Turcja: "Wszyscy jesteśmy Ormianami"
Wielotysięczna demonstracja upamiętniająca setną rocznicę masakry Ormian odbył się w piątek w Stambule. "Wszyscy jesteśmy Ormianami" - skandowali maszerujący demonstranci, nazywając masakrę zbrodnią ludobójstwa. Rocznicę upamiętniono w wielu krajach.
Władze tureckie nie akceptują uznania masakry Ormian za ludobójstwo i ostro protestują wobec krajów, które oficjalnie tak ją zakwalifikowały.
Demonstracja w Stambule zakończyła się w pobliżu placu Taksim, zablokowanego przez policję. Nie doszło jednak do żadnych starć. Policjanci, którzy brutalnie tłumili tam w przeszłości niejedną demonstrację, tym razem nie użyli ani gazu łzawiącego, ani armatek wodnych. Większość funkcjonariuszy nie włożyła nawet hełmów.
Demonstracje bądź uroczystości upamiętniające masakrę Ormian odbyły się w piątek w różnych krajach, m.in. w Libanie, Izraelu, Iranie, Niemczech, we Francji, w Rosji, na Cyprze i w Jordanii.

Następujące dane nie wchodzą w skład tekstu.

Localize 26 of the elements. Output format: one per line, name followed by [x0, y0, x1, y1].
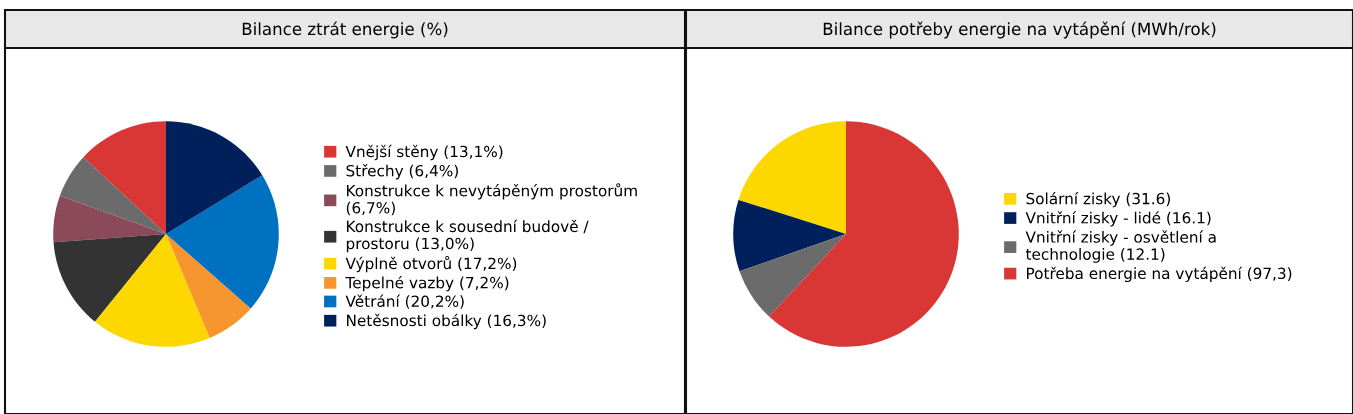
legend-label: Větrání (20,2%) — [345, 294, 464, 309]
legend-label: Solární zisky (31.6) — [1026, 191, 1170, 208]
legend-label: Konstrukce k sousední budově / prostoru (13,0%) — [346, 219, 589, 253]
pie-slice — [53, 234, 166, 322]
legend-label: Střechy (6,4%) — [346, 164, 458, 180]
pie-slice — [53, 195, 166, 243]
pie-slice — [59, 157, 166, 234]
legend-label: Výplně otvorů (17,2%) — [345, 256, 517, 273]
pie-slice — [166, 175, 279, 309]
chart-title: Bilance potřeby energie na vytápění (MWh/rok) — [823, 21, 1216, 39]
legend-label: Vnitřní zisky - osvětlení a technologie (12.1) — [1025, 230, 1216, 263]
pie-slice — [83, 121, 166, 234]
pie-slice — [166, 234, 251, 338]
legend-label: Tepelné vazby (7,2%) — [345, 275, 509, 292]
legend-label: Konstrukce k nevytápěným prostorům (6,7%) — [346, 183, 637, 216]
pie-slice — [738, 121, 846, 234]
legend-label: Netěsnosti obálky (16,3%) — [347, 313, 546, 330]
pie-slice — [733, 199, 846, 272]
pie-slice — [166, 121, 263, 234]
legend-label: Vnější stěny (13,1%) — [345, 144, 503, 161]
chart-title: Bilance ztrát energie (%) — [242, 21, 448, 39]
pie-slice — [94, 234, 210, 347]
legend-label: Potřeba energie na vytápění (97,3) — [1027, 266, 1292, 283]
legend-label: Vnitřní zisky - lidé (16.1) — [1025, 211, 1211, 227]
pie-slice — [769, 121, 959, 347]
pie-slice — [739, 234, 846, 317]
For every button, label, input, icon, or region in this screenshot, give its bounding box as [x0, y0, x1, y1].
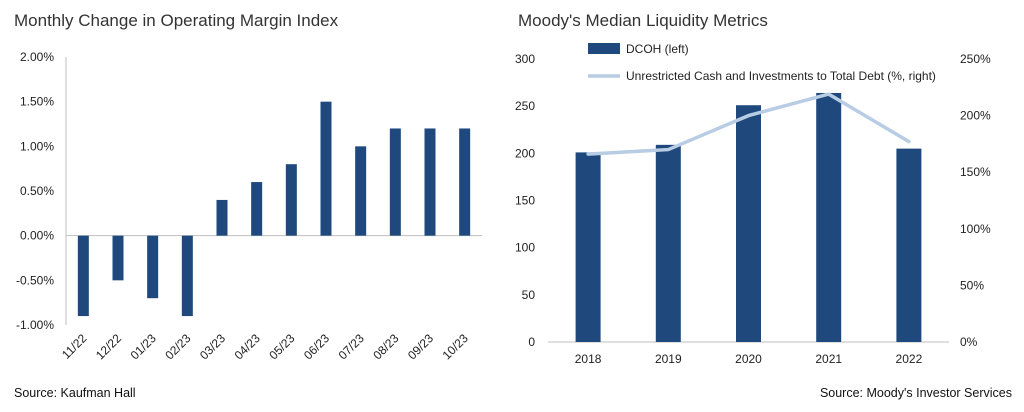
left-bar [459, 128, 471, 236]
left-y-tick-label: 1.50% [20, 95, 54, 109]
left-chart-title: Monthly Change in Operating Margin Index [14, 11, 339, 30]
left-bar [112, 235, 124, 281]
left-y-tick-label: -1.00% [16, 318, 54, 332]
left-bar [216, 199, 228, 236]
left-y-tick-label: -0.50% [16, 273, 54, 287]
right-right-y-tick-label: 0% [960, 335, 978, 349]
right-left-y-tick-label: 50 [522, 288, 536, 302]
left-x-tick-label: 12/22 [93, 331, 124, 362]
left-x-tick-label: 09/23 [405, 331, 436, 362]
left-bar [147, 235, 159, 299]
right-bar [896, 148, 922, 342]
left-x-tick-label: 08/23 [370, 331, 401, 362]
left-bar [320, 101, 332, 236]
left-y-tick-label: 2.00% [20, 50, 54, 64]
right-bar [816, 92, 842, 343]
left-bar [424, 128, 436, 236]
right-x-tick-label: 2020 [735, 352, 762, 366]
left-x-tick-label: 01/23 [128, 331, 159, 362]
left-y-tick-label: 0.50% [20, 184, 54, 198]
right-left-y-tick-label: 300 [515, 52, 535, 66]
right-right-y-tick-label: 250% [960, 52, 991, 66]
legend-label-dcoh: DCOH (left) [626, 42, 689, 56]
left-x-tick-label: 10/23 [440, 331, 471, 362]
left-x-tick-label: 07/23 [336, 331, 367, 362]
left-x-tick-label: 05/23 [266, 331, 297, 362]
right-left-y-tick-label: 250 [515, 99, 535, 113]
right-chart-source: Source: Moody's Investor Services [819, 386, 1012, 400]
left-x-tick-label: 11/22 [59, 331, 90, 362]
right-left-y-tick-label: 150 [515, 194, 535, 208]
right-right-y-tick-label: 100% [960, 222, 991, 236]
left-y-tick-label: 0.00% [20, 229, 54, 243]
left-x-tick-label: 06/23 [301, 331, 332, 362]
right-right-y-tick-label: 50% [960, 278, 984, 292]
right-bar [736, 105, 761, 343]
right-bar [575, 152, 601, 342]
left-bar [389, 128, 401, 236]
left-x-tick-label: 04/23 [232, 331, 263, 362]
legend-swatch-dcoh [588, 43, 620, 54]
left-bar [181, 235, 193, 317]
right-x-tick-label: 2022 [896, 352, 923, 366]
right-bar [655, 144, 681, 342]
left-bar [77, 235, 89, 317]
left-y-tick-label: 1.00% [20, 139, 54, 153]
right-right-y-tick-label: 200% [960, 109, 991, 123]
right-x-tick-label: 2018 [575, 352, 602, 366]
legend-label-cash-debt: Unrestricted Cash and Investments to Tot… [626, 69, 936, 83]
left-bar [355, 146, 367, 236]
right-right-y-tick-label: 150% [960, 165, 991, 179]
right-left-y-tick-label: 100 [515, 241, 535, 255]
left-x-tick-label: 02/23 [162, 331, 193, 362]
right-x-tick-label: 2021 [815, 352, 842, 366]
left-x-tick-label: 03/23 [197, 331, 228, 362]
right-chart-title: Moody's Median Liquidity Metrics [518, 11, 768, 30]
right-x-tick-label: 2019 [655, 352, 682, 366]
left-bar [285, 164, 297, 236]
right-left-y-tick-label: 0 [528, 335, 535, 349]
right-line-series [586, 92, 911, 156]
left-chart-source: Source: Kaufman Hall [14, 386, 136, 400]
right-left-y-tick-label: 200 [515, 146, 535, 160]
left-bar [251, 182, 263, 236]
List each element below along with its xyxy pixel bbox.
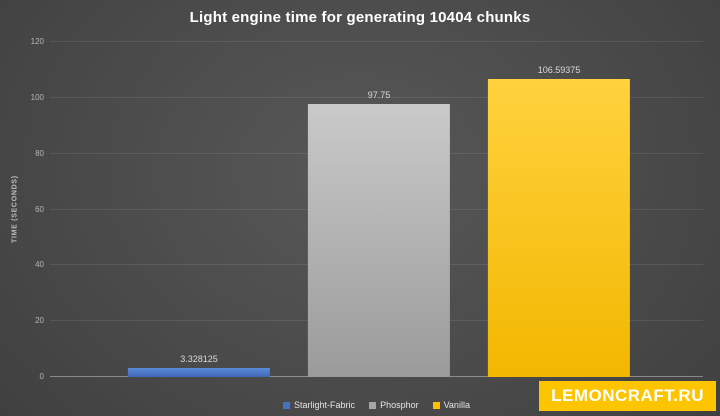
- legend-swatch-starlight-fabric: [283, 401, 291, 409]
- plot-area: 3.328125 97.75 106.59375 0 20 40 60 80 100 120: [31, 37, 703, 381]
- legend-label-vanilla: Vanilla: [443, 400, 470, 410]
- legend-item-vanilla: Vanilla: [432, 400, 470, 410]
- value-label-starlight-fabric: 3.328125: [180, 353, 218, 364]
- y-tick-label: 120: [30, 37, 44, 46]
- legend-item-phosphor: Phosphor: [369, 400, 419, 410]
- legend-swatch-vanilla: [432, 401, 440, 409]
- y-tick-label: 100: [30, 92, 44, 102]
- watermark-lemoncraft: LEMONCRAFT.RU: [539, 381, 716, 411]
- gridline: [50, 41, 703, 42]
- y-tick-label: 20: [35, 316, 44, 326]
- bar-phosphor: [307, 104, 451, 377]
- legend-label-starlight-fabric: Starlight-Fabric: [294, 400, 356, 410]
- bar-cell-phosphor: 97.75: [289, 42, 469, 377]
- y-tick-label: 40: [35, 260, 44, 270]
- bar-cell-vanilla: 106.59375: [469, 42, 649, 377]
- gridline: [50, 96, 703, 98]
- y-tick-label: 60: [35, 204, 44, 214]
- bar-vanilla: [487, 79, 631, 377]
- legend-swatch-phosphor: [369, 401, 377, 409]
- legend-item-starlight-fabric: Starlight-Fabric: [283, 400, 355, 410]
- y-tick-label: 80: [35, 148, 44, 158]
- bars-container: 3.328125 97.75 106.59375: [109, 42, 649, 377]
- value-label-phosphor: 97.75: [367, 90, 391, 101]
- bar-cell-starlight-fabric: 3.328125: [109, 42, 289, 377]
- value-label-vanilla: 106.59375: [537, 65, 581, 76]
- chart-title: Light engine time for generating 10404 c…: [189, 9, 531, 26]
- legend-label-phosphor: Phosphor: [380, 400, 419, 410]
- bar-starlight-fabric: [127, 367, 271, 377]
- legend: Starlight-Fabric Phosphor Vanilla: [50, 400, 703, 410]
- y-tick-label: 0: [39, 372, 44, 381]
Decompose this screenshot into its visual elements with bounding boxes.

W wielu uczestniczyli członkowie armeńskiej diaspory i ludzie pochodzenia ormiańskiego.
Większość historyków uznaje, że masowy mord na Ormianach w 1915 roku kwalifikuje się jako ludobójstwo. Po egzekucji 250 przywódców elit ormiańskich, aresztowanych 24 kwietnia 1915 roku, turecki rząd zarządził masową deportację Ormian, zamieszkałych głównie we wschodniej Turcji. Mężczyźni byli mordowani w egzekucjach, a kobiety, dzieci i starców przesiedlano na pustynne tereny dzisiejszej Syrii. Ginęli w marszach śmierci, pozbawieni wody i żywności.
Szacuje się, że w kampanii, trwającej do końca pierwszej wojny światowej, życie straciło ok. 1-1,5 mln Ormian, a reszta ormiańskiej mniejszości (ok. 3 mln) rozproszyła się po świecie. Do dziś więcej Ormian mieszka w diasporze (m.in. we Francji) niż w samej Armenii.
Z kolei według oficjalnej wersji tureckiej w latach 1915-1919 dochodziło do masowych mordów na Ormianach, ale w większości nie były one zamierzone i były "ubocznym skutkiem" deportacji. Ormianie w Turcji - podkreśla Ankara - uchodzili za "piątą kolumnę", sojuszników Rosji, która jako państwo ententy prowadziła wojnę z imperium osmańskim. Turcja sprzeciwia się uznawaniu tych wydarzeń za ludobójstwo.